Mark Drakeford, Wales’ new First Minister, announced soon after the Senedd elections in May that the government will launch a basic income trial in the country. As Basic Income News mentioned over a month ago, the support for trialing basic income in the country has greatly increased and Drakeford has confirmed that a pilot will be launched soon.
Jane Hutt, recently appointed as Minister for Social Justice, will be in charge of the supervision of the project. There is still no definitive information regarding the funding and date of implementation of the pilot, but the government’s commitment is firm. “A basic income pilot is one of the specific responsibilities of our new social justice minister. It will have to be carefully designed, it will draw on the experience of attempted pilots in Scotland, but I have a very long standing interest in basic income”, Drakeford said. “We’ll do it on a cross-party basis. There are 25 members of the Senedd in different parties who have expressed an interest in it,” he added.
The Future Generations Commissioner for Wales, Sophie Howes, said that the launching of the pilot shows an “incredibly significant commitment by the First Minister to tackling Wales’ poverty and health inequalities,” and that this trial shows that small countries can lead big policy changes.
Jonathan Rhys Williams, from UBI Lab Wales, said that “this is a huge moment for the basic income movement in the UK and around the world.”
Over two thirds of Wales is in favour of a basic income trial in the country. The poll, carried out by Survation and commissioned by Sophie Howe, Future Generations Commissioner for Wales, included over a thousand respondents.
Ahead of the country’s general election in early May, Future Generations is pressuring the Welsh government towards implementing more progressive measures destined to protect the economic and labor interests of the younger generations of the country, which have been remarkably affected by the COVID-19 pandemic. Among these policies they included a petition to start a basic income trial.
According to Howe, a basic income could be highly beneficial for the Welsh. Howe states that a basic income could successfully address the issues that the welfare stated has failed to tackle (increase in poverty, automation and unstable jobs). Howe claims that “a basic income could be that stronger safety net which keeps people from falling through the cracks of support now and in the future.”
The think tank Autonomy is working alongside Future Generations to make the basic income trial happen. Will Stronge, co-director of Autonomy, claims that is critical to provide financial security to everyone, especially in these times of crisis. “The time has come for a universal basic income in Wales”, Stronge demands.

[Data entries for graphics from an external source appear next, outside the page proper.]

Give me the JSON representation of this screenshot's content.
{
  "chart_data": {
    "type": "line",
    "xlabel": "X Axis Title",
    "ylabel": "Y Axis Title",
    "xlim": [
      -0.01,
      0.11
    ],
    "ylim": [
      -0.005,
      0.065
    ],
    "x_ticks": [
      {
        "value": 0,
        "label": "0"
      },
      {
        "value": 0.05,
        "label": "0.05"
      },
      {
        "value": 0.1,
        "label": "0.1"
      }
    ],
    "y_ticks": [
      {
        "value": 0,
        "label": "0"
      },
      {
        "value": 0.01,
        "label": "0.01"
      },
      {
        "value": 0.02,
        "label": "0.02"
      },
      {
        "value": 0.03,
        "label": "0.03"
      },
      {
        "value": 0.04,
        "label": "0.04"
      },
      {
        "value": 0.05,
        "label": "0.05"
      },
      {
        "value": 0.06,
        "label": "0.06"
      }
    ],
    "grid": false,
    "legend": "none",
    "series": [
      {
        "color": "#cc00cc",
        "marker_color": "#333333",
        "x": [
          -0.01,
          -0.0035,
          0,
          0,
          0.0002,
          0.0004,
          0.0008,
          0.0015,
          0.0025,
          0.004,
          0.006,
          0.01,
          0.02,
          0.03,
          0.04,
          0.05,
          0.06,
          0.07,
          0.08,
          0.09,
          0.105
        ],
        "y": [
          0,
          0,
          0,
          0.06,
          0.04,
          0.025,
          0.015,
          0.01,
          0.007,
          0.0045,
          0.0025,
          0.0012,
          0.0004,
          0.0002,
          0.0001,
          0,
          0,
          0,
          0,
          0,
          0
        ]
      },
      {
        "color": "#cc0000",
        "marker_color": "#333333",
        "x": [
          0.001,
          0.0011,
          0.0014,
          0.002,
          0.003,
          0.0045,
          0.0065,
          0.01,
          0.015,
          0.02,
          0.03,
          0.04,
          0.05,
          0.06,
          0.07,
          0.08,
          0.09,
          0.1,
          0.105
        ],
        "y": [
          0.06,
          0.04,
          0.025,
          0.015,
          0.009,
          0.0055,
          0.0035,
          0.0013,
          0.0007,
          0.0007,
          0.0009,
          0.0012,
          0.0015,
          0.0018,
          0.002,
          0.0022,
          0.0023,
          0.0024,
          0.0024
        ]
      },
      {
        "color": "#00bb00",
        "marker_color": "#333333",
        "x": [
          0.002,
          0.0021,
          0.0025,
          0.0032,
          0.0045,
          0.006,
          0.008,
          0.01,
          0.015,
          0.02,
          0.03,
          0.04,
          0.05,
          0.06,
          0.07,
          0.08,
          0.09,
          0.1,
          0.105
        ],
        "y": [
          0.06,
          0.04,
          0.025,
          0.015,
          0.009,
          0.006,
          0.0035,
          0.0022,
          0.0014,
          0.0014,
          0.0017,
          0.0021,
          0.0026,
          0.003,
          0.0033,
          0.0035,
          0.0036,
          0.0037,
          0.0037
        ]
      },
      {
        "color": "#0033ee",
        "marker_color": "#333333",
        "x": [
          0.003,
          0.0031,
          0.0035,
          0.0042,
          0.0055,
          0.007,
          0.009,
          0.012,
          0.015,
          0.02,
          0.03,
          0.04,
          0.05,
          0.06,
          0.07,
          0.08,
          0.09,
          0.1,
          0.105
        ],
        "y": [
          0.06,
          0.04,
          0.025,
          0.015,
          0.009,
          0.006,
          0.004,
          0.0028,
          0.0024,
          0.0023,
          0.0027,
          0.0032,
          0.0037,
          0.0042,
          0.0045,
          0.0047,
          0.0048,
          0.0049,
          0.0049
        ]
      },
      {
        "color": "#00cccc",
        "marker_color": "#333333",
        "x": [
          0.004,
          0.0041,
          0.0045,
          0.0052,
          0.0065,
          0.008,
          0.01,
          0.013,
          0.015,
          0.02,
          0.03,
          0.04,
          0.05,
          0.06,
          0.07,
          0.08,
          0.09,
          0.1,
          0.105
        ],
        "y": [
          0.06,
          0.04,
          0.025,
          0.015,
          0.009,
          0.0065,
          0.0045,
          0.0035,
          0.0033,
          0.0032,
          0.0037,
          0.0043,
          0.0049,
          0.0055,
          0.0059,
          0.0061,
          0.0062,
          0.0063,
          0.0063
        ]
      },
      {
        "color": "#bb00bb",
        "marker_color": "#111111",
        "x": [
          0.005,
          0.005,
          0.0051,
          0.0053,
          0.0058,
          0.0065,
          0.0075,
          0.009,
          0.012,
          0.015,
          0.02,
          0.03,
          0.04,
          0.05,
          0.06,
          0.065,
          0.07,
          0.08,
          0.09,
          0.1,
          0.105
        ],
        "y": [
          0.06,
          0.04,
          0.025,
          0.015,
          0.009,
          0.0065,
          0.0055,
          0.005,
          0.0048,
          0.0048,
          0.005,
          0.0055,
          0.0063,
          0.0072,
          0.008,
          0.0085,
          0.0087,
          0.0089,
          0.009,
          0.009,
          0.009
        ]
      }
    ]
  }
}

Calls for basic income in Wales are not new and Future Generations and Autonomy are not the only ones demanding the implementation. In 2020, during the first wave of the COVID-19 pandemic, Plaid Cymru, the biggest nationalist party in the country, called for an emergency UBI and, more recently, the party has expressed support towards a cultural basic income to support culture. On a local level, the councils of Swansea and Rhondda Cynon Taf (RCT) have passed motions in support of piloting the trial, while the leader of the council of Cardiff has expressed interest towards the measure.